En opinión de Quinto, Marco no debe preocuparse por contender contra rivales de familias ilustres, así podrá exhibir sus defectos, sus crímenes y sus depravaciones. AMLO es quien mejor puede intentarlo: tanto EPN como JVM están demasiado ligados a la corrupción centenaria del priismo o la fracasada estrategia contra el narco de Calderón. JVM, “mujer nueva”, sólo podría probarlo si se decide —en un gesto inevitable si quiere ascender en las encuestas— a distanciarse de las políticas de su reciente anfitrión.
“Una candidatura a un cargo público debe centrarse en el logro de dos objetivos”, prosigue Quinto, “obtener la adhesión de los amigos y el favor popular”. Amigos que, en nuestros días, llamamos factores reales de poder: hombres de familia; amigos que garanticen la protección de la ley; magistrados; y amigos que consigan votos de las centurias. Hoy diríamos: empresarios, intelectuales y estrellas de TV;opinadores mediáticos; jueces y funcionarios; líderes sociales y promotores en twitter.
Debido a su radicalismo, tras la elección de 2006 AMLO perdió a más de la mitad de sus votantes (excepto un núcleo duro en torno al 15%). De allí que siga a Quinto, tratando de recuperar el favor de otros sectores. Difícil adivinar si lo logrará con los “hombres nuevos”, esas clases medias que hoy tanto desconfían de él. EPN y JVM cuentan con el apoyo de todos estos grupos —el primero más que la segunda— y luchan cuerpo a cuerpo por el “favor popular”. El consejo de Quinto es pactar con tus enemigos: lo hace AMLO con su República Amorosa. De seguir la recomendación, JVM tendría que dirigirle un guiño a la Maestra para asegurarse su imparcialidad.

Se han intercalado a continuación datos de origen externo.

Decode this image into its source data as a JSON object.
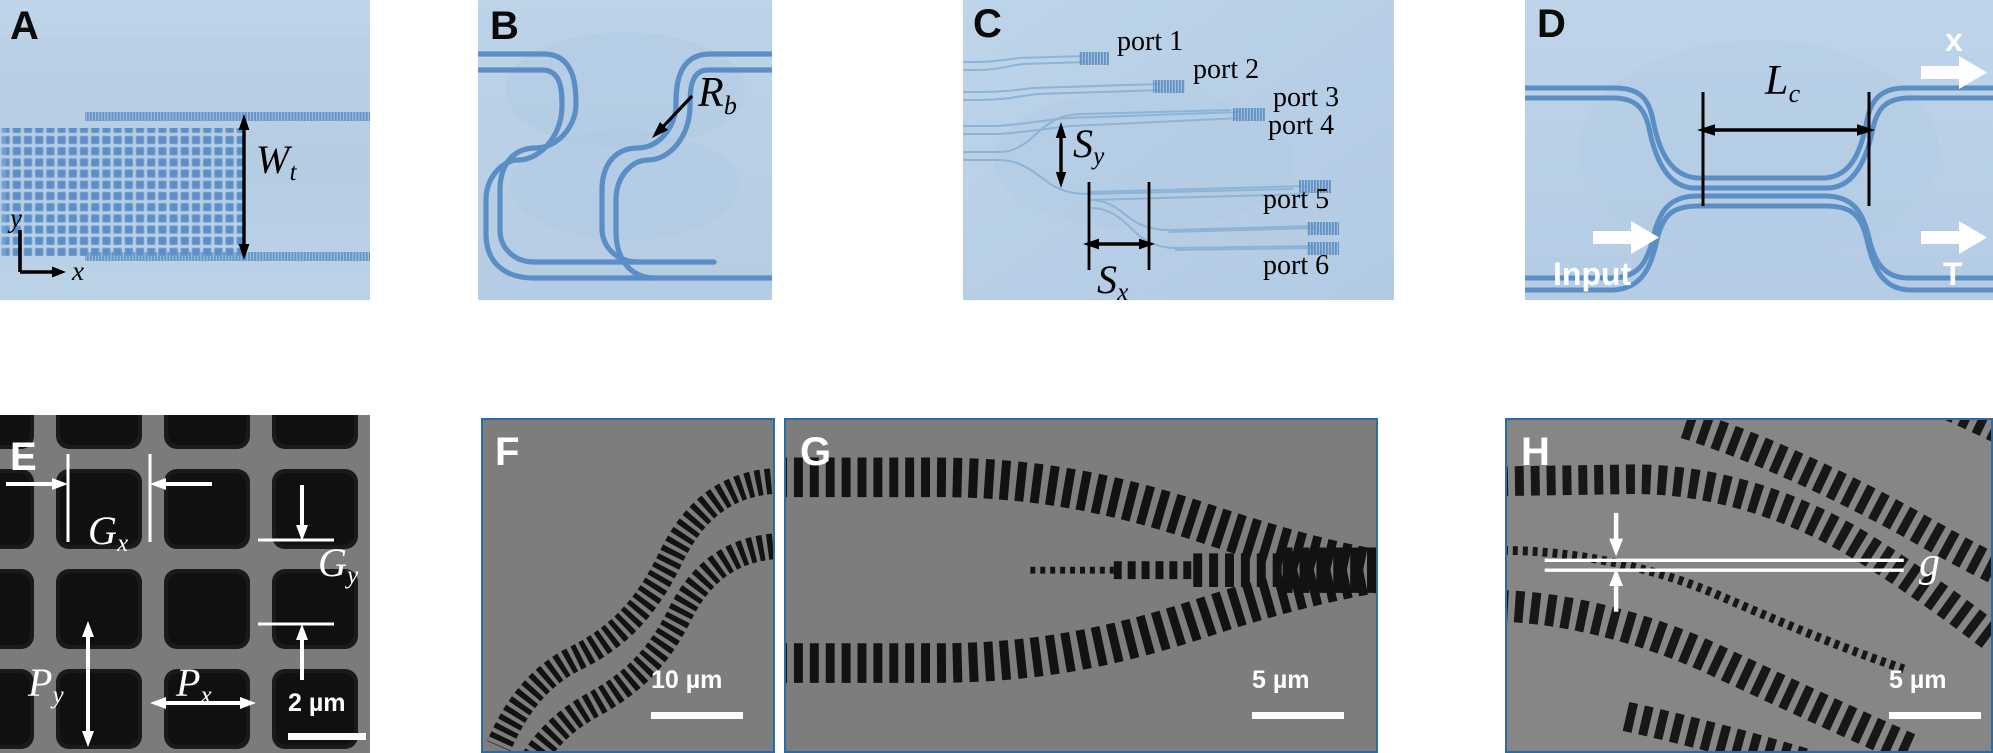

Por último, Quinto señala la importancia de la “opinión pública” que, según él, sólo se obtiene si tus aliados divulgan una buena imagen de ti: los poderosos y los medios, los jóvenes, “la compañía asidua de quienes has defendido”, la multitud urbana y rural. En fin, lo que sabemos. Para lograrlo, Quinto da un consejo que siempre han usado nuestros políticos: prometerlo todo. No importa cuantas de esas promesas se vayan a cumplir.
En la Roma republicana, como en el México democrático, las campañas fingían estar basadas en argumentos —la vieja arte oratoria—, pero quienes en verdad saben de estrategia electoral, como Quinto Cicerón o Antonio Sola, saben que eso es lo de menos. Importan las alianzas, importan el respaldo de nuevos y viejos amigos —a cambio de defender sus intereses—, importan nada más la apariencias. Buena suerte, candidatos. Alea jacta est!